Nanosecond-level measurement is proving particularly important for co-located trading systems, where component latencies of a few microseconds can have a material impact on end-to-end performance. Co-location reduces the impact of distance-related latency, making the relative impact of system latency all the more important. Designers working on performance improvements for these components do literally think in terms of fractions of a microsecond today. As well as the example of co-located DMA, a second area that I believe will benefit soon from nanosecond-level measurement is tick-to-order latency for co-located algorithmic trading services. Tick-to-order latency measures how quickly a trading system can respond with orders to opportunities in the market, when they become visible via market data feed updates or 'ticks'. It is a key performance metric for high frequency trading, and designers using FPGA-based technologies are already targeting values in the low microseconds.

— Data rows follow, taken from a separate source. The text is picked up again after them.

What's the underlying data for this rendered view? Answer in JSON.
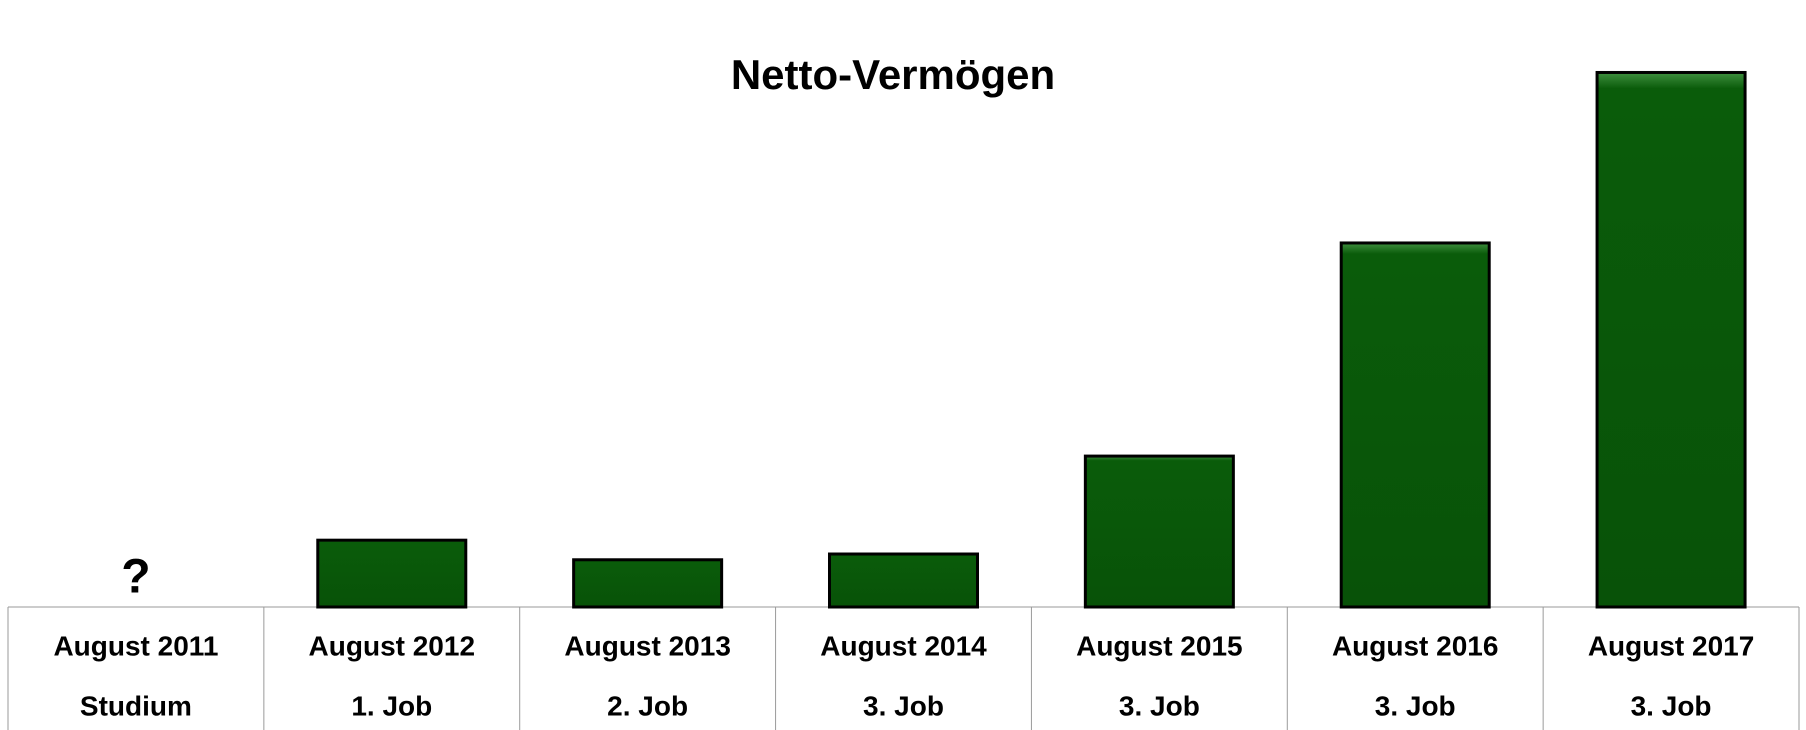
{
  "chart_data": {
    "type": "bar",
    "title": "Netto-Vermögen",
    "categories": [
      "August 2011",
      "August 2012",
      "August 2013",
      "August 2014",
      "August 2015",
      "August 2016",
      "August 2017"
    ],
    "category_sublabels": [
      "Studium",
      "1. Job",
      "2. Job",
      "3. Job",
      "3. Job",
      "3. Job",
      "3. Job"
    ],
    "values": [
      null,
      58,
      41,
      46,
      131,
      316,
      464
    ],
    "value_labels": [
      "?",
      null,
      null,
      null,
      null,
      null,
      null
    ],
    "color": "#0a5c0a",
    "ylim": [
      0,
      500
    ]
  }
}
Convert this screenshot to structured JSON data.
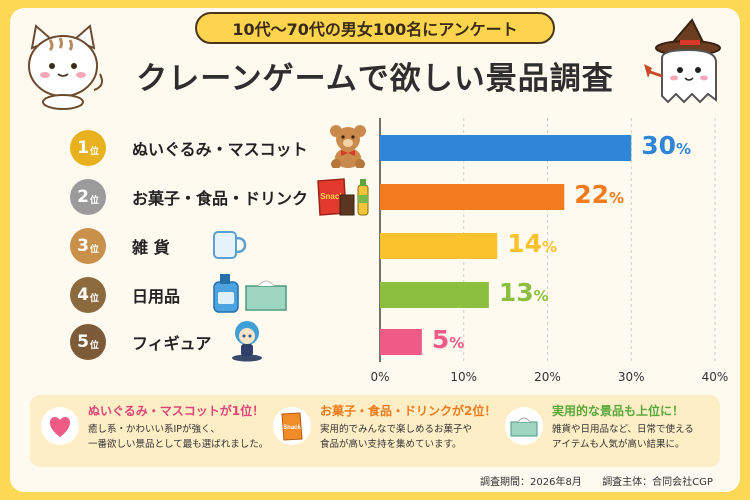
{
  "header": {
    "subtitle": "10代〜70代の男女100名にアンケート",
    "title": "クレーンゲームで欲しい景品調査"
  },
  "rank_suffix": "位",
  "percent_suffix": "%",
  "chart_data": {
    "type": "bar",
    "orientation": "horizontal",
    "categories": [
      "ぬいぐるみ・マスコット",
      "お菓子・食品・ドリンク",
      "雑 貨",
      "日用品",
      "フィギュア"
    ],
    "ranks": [
      "1",
      "2",
      "3",
      "4",
      "5"
    ],
    "values": [
      30,
      22,
      14,
      13,
      5
    ],
    "value_labels": [
      "30",
      "22",
      "14",
      "13",
      "5"
    ],
    "colors": [
      "#2f86d6",
      "#f27a1f",
      "#fbc22d",
      "#8cbf3f",
      "#ef5b87"
    ],
    "rank_colors": [
      "#e8b21e",
      "#9b9b9b",
      "#c89048",
      "#8b6a3e",
      "#7d5a38"
    ],
    "xlim": [
      0,
      40
    ],
    "xticks": [
      "0%",
      "10%",
      "20%",
      "30%",
      "40%"
    ],
    "grid": true,
    "icons": [
      "teddy-bear-icon",
      "snack-food-drink-icon",
      "mug-icon",
      "detergent-tissue-icon",
      "figure-icon"
    ],
    "snack_bag_text": "Snack"
  },
  "features": [
    {
      "title": "ぬいぐるみ・マスコットが1位！",
      "lines": [
        "癒し系・かわいい系IPが強く、",
        "一番欲しい景品として最も選ばれました。"
      ],
      "color": "#e0457a",
      "icon": "heart-icon"
    },
    {
      "title": "お菓子・食品・ドリンクが2位！",
      "lines": [
        "実用的でみんなで楽しめるお菓子や",
        "食品が高い支持を集めています。"
      ],
      "color": "#ef7a1a",
      "icon": "snack-bag-icon"
    },
    {
      "title": "実用的な景品も上位に！",
      "lines": [
        "雑貨や日用品など、日常で使える",
        "アイテムも人気が高い結果に。"
      ],
      "color": "#5aa83a",
      "icon": "tissue-box-icon"
    }
  ],
  "footer": {
    "period": "調査期間：2026年8月",
    "organizer": "調査主体：合同会社CGP"
  }
}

Nanosecond measurement will also offer traders a new level of insight into latency within the exchange itself. Many traders already monitor market response times, such as the time taken to acknowledge an order, or for a placed order to become visible in the market data feed. These measurements can help reveal why a particular order-request was not successful, for example. Response times are now well into the sub-millisecond range in many cases, even if they haven't quite reached the single-digit microsecond level yet. But traders are often interested in monitoring small changes in response time and how they might affect the behaviour of their strategies – after all, it is relative speed (rather than absolute response time) that determines trading success. With nanosecond-level measurements, truly tiny latency differences start to become visible. For example, it takes about 5 nanoseconds for a signal to travel one metre through cable – so even changing a cable length by a few metres within the exchange will produce effects that traders can observe.

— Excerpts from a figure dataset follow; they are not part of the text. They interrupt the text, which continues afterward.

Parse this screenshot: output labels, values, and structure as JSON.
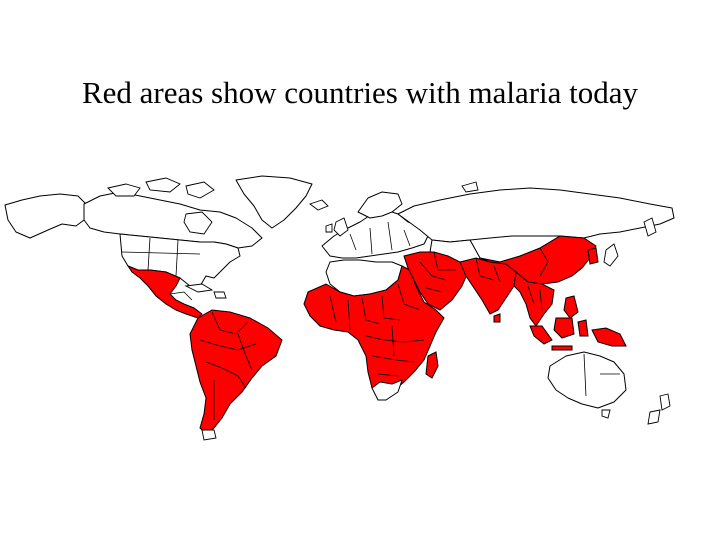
{
  "slide": {
    "title": "Red areas show countries with malaria today"
  },
  "map": {
    "legend_color": "#ff0000",
    "non_malaria_color": "#ffffff",
    "border_color": "#000000",
    "malaria_regions": [
      "mexico-central-america",
      "south-america",
      "sub-saharan-africa",
      "madagascar",
      "middle-east",
      "south-asia",
      "china",
      "southeast-asia",
      "philippines",
      "indonesia",
      "papua-new-guinea"
    ]
  }
}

A nanosecond is such a short period of time that we are often asked how it is possible to measure at this level of granularity. It is worth explaining some aspects of the answer here, especially because there are obvious approaches that do not actually work. The starting point for any latency measurement is the creation of timestamps for events of interest, such as the arrival of a market data update into a trading system or the transmission of a resulting order-request back towards the exchange. To achieve nanosecond precision these timestamps must be generated in hardware using specialized time-stamping equipment. Software timestamps, while easy to generate, are unfortunately not precise enough to consistently support even microsecond-level accuracy. This is partly because it is surprisingly difficult to access high resolution time information from software without careful, platform-dependent design. And it's partly because events detected in software can be ambiguous due to process-scheduling and buffering effects. Hardware time-stamping avoids these problems by triggering off well-defined low-level events (such as arrival/transmission of a network packet) and by ensuring fast access to a high resolution timer when the event occurs.

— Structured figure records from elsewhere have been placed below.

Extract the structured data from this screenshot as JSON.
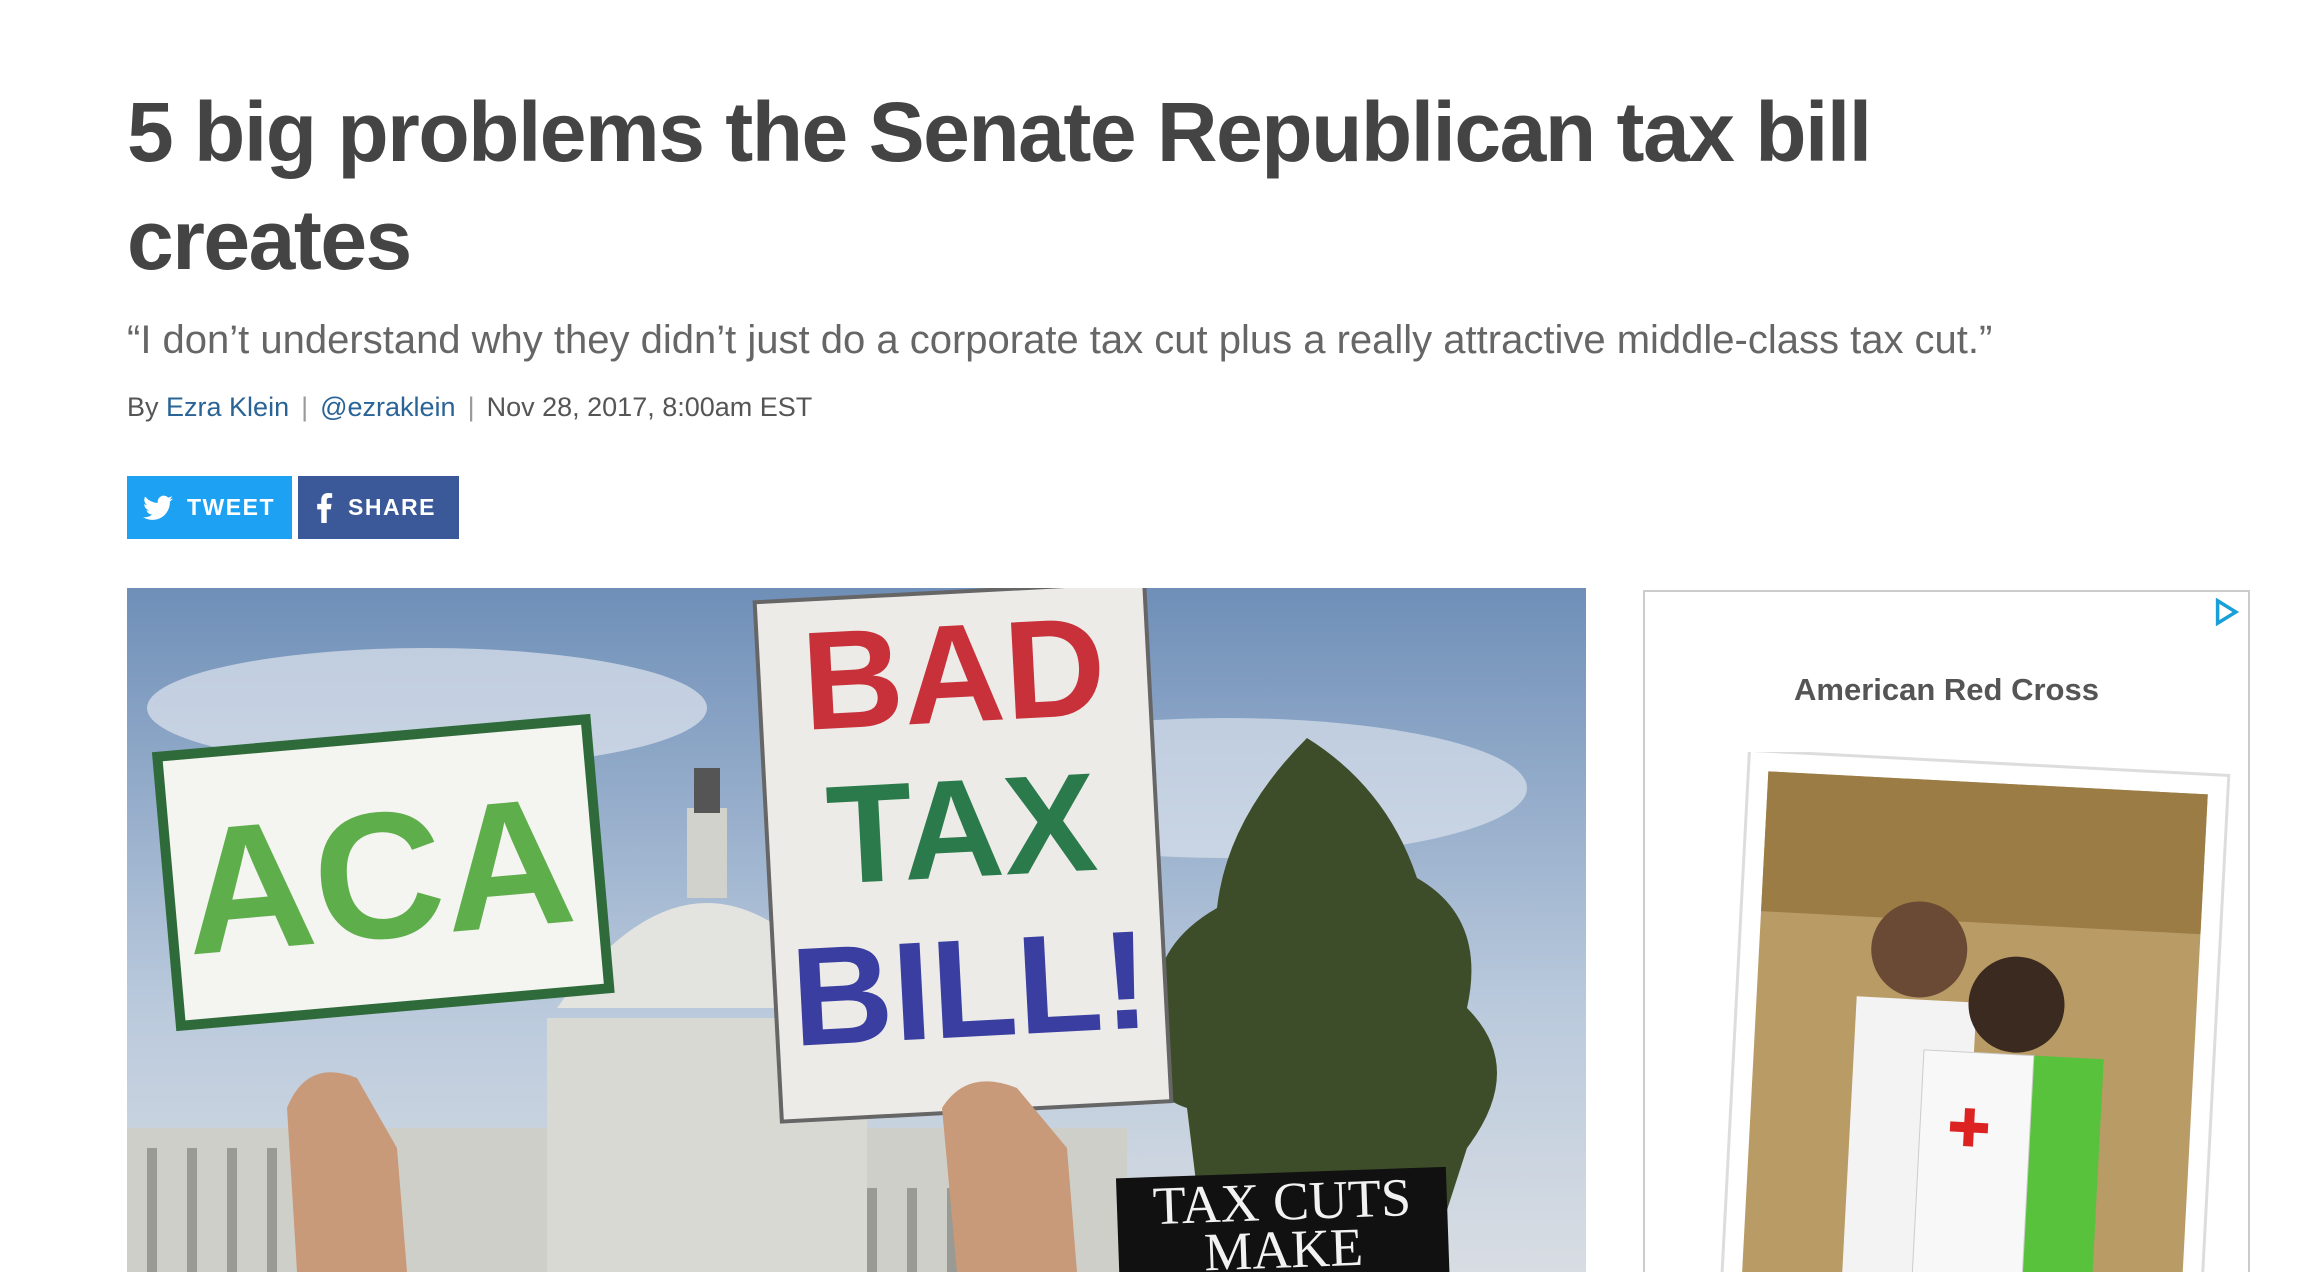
{
  "header": {
    "title": "5 big problems the Senate Republican tax bill creates",
    "subtitle": "“I don’t understand why they didn’t just do a corporate tax cut plus a really attractive middle-class tax cut.”"
  },
  "byline": {
    "by": "By",
    "author": "Ezra Klein",
    "separator": "|",
    "handle": "@ezraklein",
    "date": "Nov 28, 2017, 8:00am EST"
  },
  "share": {
    "tweet": "TWEET",
    "share": "SHARE"
  },
  "photo": {
    "signs": [
      "ACA",
      "BAD",
      "TAX",
      "BILL!",
      "TAX CUTS",
      "MAKE"
    ]
  },
  "ad": {
    "label": "American Red Cross"
  }
}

To calculate latency values at least two timestamps for different events must be compared. Best results are achieved when these timestamps come from the same clock, since otherwise we will have to worry about keeping clocks in sync. Even when using a single clock, the clock-speed relative to 'real-time' might be fast or slow, and can change due to temperature fluctuations. Clearly a clock that is running fast will produce latency measurements that are too short. In practice, most crystal-based clocks used in computer systems have speeds that are accurate to within a few tens of parts per million when used in a temperature-controlled data center environment. This is sufficient to allow nanosecond-level measurement for short latency values; for example, a measured latency of 1 millisecond will be accurate to within a few tens of nanoseconds. One might try to eliminate clock-speed inaccuracy by synchronizing the clock to a more stable external time source. But it turns out that most techniques for synchronizing clocks stuggle to achieve accuracy in the tens-of-nanoseconds range. For measuring short latency values, you will normally do best by letting the clock run free.
Once precise comparable timestamps are available for different events, the final step is to stitch them together to calculate useful latency metrics such as order response times, network transit times or tick-to-order latency values. This requires understanding the business transactions of interest, and using tools that can rapidly search streams of events to find the meaningful transactions within them. The process can be challenging in environments where data rates are high, multiple different protocols are in use and data is transformed many times as it passes along the trading loop. But it is a crucial step to extract real value from precion time-stamped event data.